Hier bekommst Du Deinen Aktuellen Treiber:

http://www.zdnet.de/aktuelle_treiber_grafi...52-146113-1.htm


----------



## teroa (23. Januar 2009)

Ebracosmo schrieb:


> Hier bekommst Du Deinen Aktuellen Treiber:
> 
> http://www.zdnet.de/aktuelle_treiber_grafi...52-146113-1.htm



er muss ers mal schauen ob er agp hat oder pci-e ,da pffizelle treiber von ati kein agp mehr unterstützen und das schon seid über einem jahr.....
der letzte treiber der agp unterstütze war der 7.12....


----------



## Falathrim (23. Januar 2009)

teroa du bekommst von mir ne 1 im User verwirren. Grandiose Leistung.


@ TE:
Lad dir mal Everest Home Edition runter und schau da deine Komponenten nach 


			Dieser Inhalt steht nur eingeloggten Mitgliedern zur Verfügung.


----------



## teroa (23. Januar 2009)

Falathrim schrieb:


> teroa du bekommst von mir ne 1 im User verwirren. Grandiose Leistung.

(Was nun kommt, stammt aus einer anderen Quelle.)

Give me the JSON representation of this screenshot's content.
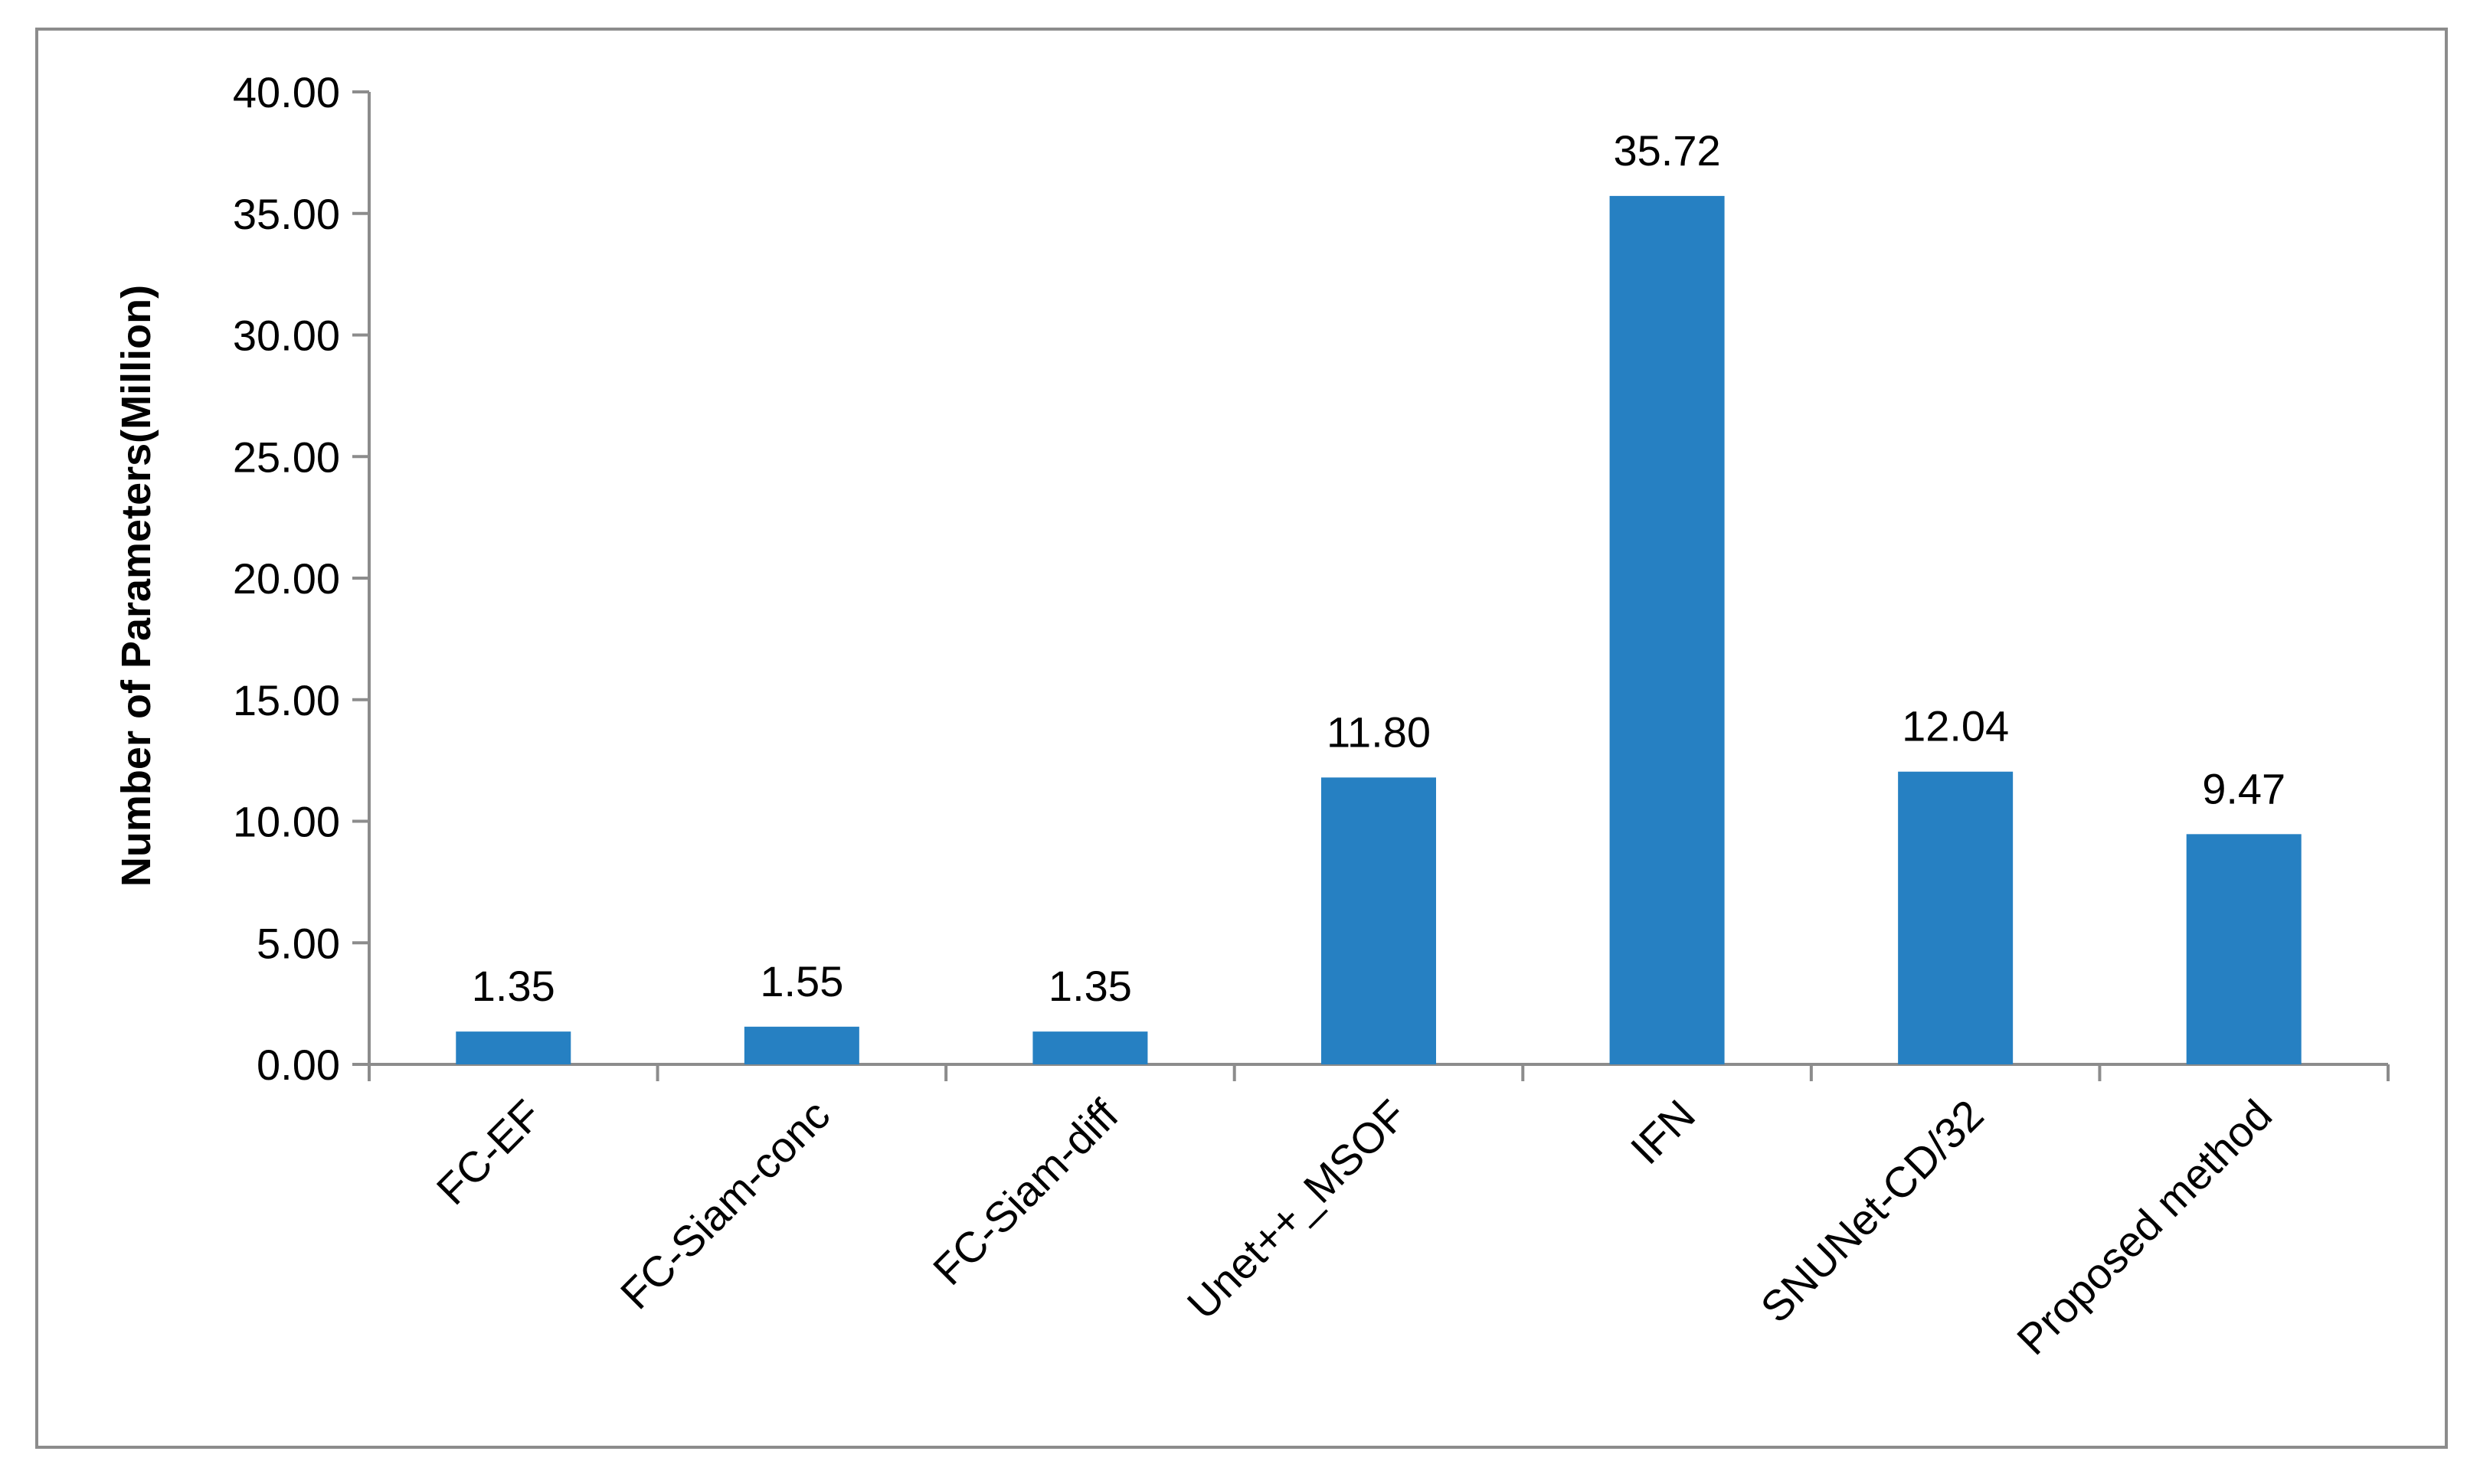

wieso user verwirrung ????


----------



## Ebracosmo (23. Januar 2009)

Eine ATI Mobility Radeon™ HD 2400 gibt es nur als PCI-E


----------



## teroa (23. Januar 2009)

Ebracosmo schrieb:


> Eine ATI Mobility Radeon™ HD 2400 gibt es nur als PCI-E




jo suppi woher soll  ich denn alle karten aus dem kopf wissen für was die sind...
also das heißt er hat nen laptop ....


dann muss er nur hier schauen und sich den passenden treiber suchen da ich net weiß welche bestriebsystem er hat...
http://ati.amd.com/support/driver-de.html


----------



## Nyxon (23. Januar 2009)

http://img149.imageshack.us/img149/8004/dxdiaggu5.jpg



Da, klick mal auf den Link. (sry das der so breit ist, kommt von meinen 2 Bildschirmen ^^)




Also, du gehst auf START dann auf AUSFÜHREN dann öffnet such ein FENSTER wo du DXDIAG eingeben musst.
Dann kommt eine MELDUNG ob du dein System überpüfen lassen willst, das BESTÄTIGST du.
Dann klickst du oben auf ANZEIGE. Hier auf dem Link zu sehen:

http://img167.imageshack.us/img167/6215/dxdiag2cr4.jpg

Danach guckst du bei CHIPTYP ob dort was von AGP oder PCI-E(xpress) steht.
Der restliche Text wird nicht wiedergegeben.